A la veille de l'entrée en fonction du président Emmanuel Macron, son mouvement et celui de la gauche radicale ont réuni samedi leurs candidats aux législatives des 11 et 18 juin en misant sur les nouvelles têtes.

Samedi, à la veille de la passation de pouvoir à l'Élysée entre le président socialiste François Hollande et son ex-ministre de l'Économie, les candidats de son mouvement "travaillaient sur la manière de faire campagne" dans un musée parisien, à huis clos.

Une sorte de séminaire de formation, car la moitié d'entre eux sont de nouveaux visages venus de la société civile.
Selon les tweets de ses soutiens, le jeune président centriste a été accueilli "triomphalement" par les candidats auxquels il a lancé: "Vous êtes les nouveaux visages de la politique française". "Vous avez une responsabilité immense", a-t-il souligné.

 

 

Dans les blocs de départ aussi, la France insoumise, le mouvement de l'ex-candidat de la gauche radicale à la présidentielle Jean-Luc Mélenchon, rassemblait samedi après-midi 1.500 personnes en région parisienne: candidats, suppléants, directeurs de campagne...
La France insoumise a elle aussi choisi le renouveau en présentant des politiques non professionnels, comme la championne du monde de kick-boxing Sarah Soilihi, le jeune avocat Juan Branco, défenseur de Wikileaks, et le journaliste-réalisateur François Ruffin.

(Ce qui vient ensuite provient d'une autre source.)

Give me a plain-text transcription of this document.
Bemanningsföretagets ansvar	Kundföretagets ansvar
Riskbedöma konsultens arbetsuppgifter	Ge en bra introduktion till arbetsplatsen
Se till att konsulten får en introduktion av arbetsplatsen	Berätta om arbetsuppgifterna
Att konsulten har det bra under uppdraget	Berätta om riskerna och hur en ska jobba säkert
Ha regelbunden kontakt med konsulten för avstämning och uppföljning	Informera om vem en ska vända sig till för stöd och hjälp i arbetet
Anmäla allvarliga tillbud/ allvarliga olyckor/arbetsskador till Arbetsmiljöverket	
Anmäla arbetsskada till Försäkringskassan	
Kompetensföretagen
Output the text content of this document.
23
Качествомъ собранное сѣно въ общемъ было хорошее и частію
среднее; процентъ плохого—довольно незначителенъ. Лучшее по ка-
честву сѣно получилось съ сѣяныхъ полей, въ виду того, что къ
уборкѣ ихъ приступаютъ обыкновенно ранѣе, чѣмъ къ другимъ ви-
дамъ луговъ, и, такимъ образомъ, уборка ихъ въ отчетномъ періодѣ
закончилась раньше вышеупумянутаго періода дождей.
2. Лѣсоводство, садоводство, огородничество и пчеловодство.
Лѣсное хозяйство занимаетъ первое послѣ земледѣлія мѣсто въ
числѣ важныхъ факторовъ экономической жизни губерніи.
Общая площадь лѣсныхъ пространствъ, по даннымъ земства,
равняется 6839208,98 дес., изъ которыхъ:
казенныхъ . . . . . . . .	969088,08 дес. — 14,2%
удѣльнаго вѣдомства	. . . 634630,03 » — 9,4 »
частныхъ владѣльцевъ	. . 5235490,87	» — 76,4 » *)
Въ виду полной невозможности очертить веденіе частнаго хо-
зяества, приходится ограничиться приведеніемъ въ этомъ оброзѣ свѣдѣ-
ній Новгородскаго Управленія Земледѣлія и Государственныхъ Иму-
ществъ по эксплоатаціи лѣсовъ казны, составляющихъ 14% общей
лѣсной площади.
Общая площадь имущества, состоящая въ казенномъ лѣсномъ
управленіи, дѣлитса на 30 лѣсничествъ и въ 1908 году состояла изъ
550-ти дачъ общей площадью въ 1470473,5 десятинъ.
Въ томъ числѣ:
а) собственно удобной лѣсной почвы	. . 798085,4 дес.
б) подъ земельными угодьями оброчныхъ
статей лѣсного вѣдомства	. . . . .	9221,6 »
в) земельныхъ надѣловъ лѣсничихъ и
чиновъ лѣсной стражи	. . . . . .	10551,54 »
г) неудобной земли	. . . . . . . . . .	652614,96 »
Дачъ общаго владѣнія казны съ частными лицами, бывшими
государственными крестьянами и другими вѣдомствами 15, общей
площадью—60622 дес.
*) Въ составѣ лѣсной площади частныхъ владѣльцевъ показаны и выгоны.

M. Mélenchon, qui avait rallié 19,58% des suffrages au premier tour, veut faire de son mouvement le principal parti d'opposition à M. Macron.
Lui-même a annoncé sa candidature à Marseille (sud-est), face à l'actuel député socialiste. Son but : "Non pas affaiblir, mais remplacer le parti socialiste" comme principale force de gauche, a-t-il dit.

Le mouvement d'Emmanuel Macron a pioché à gauche dans ses premières investitures, avec 22 députés sortants de ce côté de l'échiquier politique, mais il espère aussi convaincre des élus de droite.
Près de 150 circonscriptions ont pour le moment été laissées vacantes, et pourraient être attribuées à ceux qui, au Parti socialiste comme chez Les Républicains (LR, droite), seraient compatibles avec le projet présidentiel. "Il essaie de nous tuer, comme il est en train de le faire avec le PS", s'est inquiété un stratège LR, samedi, dans les colonnes du quotidien Le Parisien.

 

(Lire aussi : La France, championne de la déprime, va-t-elle se convertir à l'optimisme ?)

 

"Premier gros couac"
A droite, certains pourraient être tentés par l'aventure. Un "signal", selon un soutien de droite de M. Macron, sera l'annonce en début de semaine de la composition du gouvernement, qui devrait comporter des ministres de droite.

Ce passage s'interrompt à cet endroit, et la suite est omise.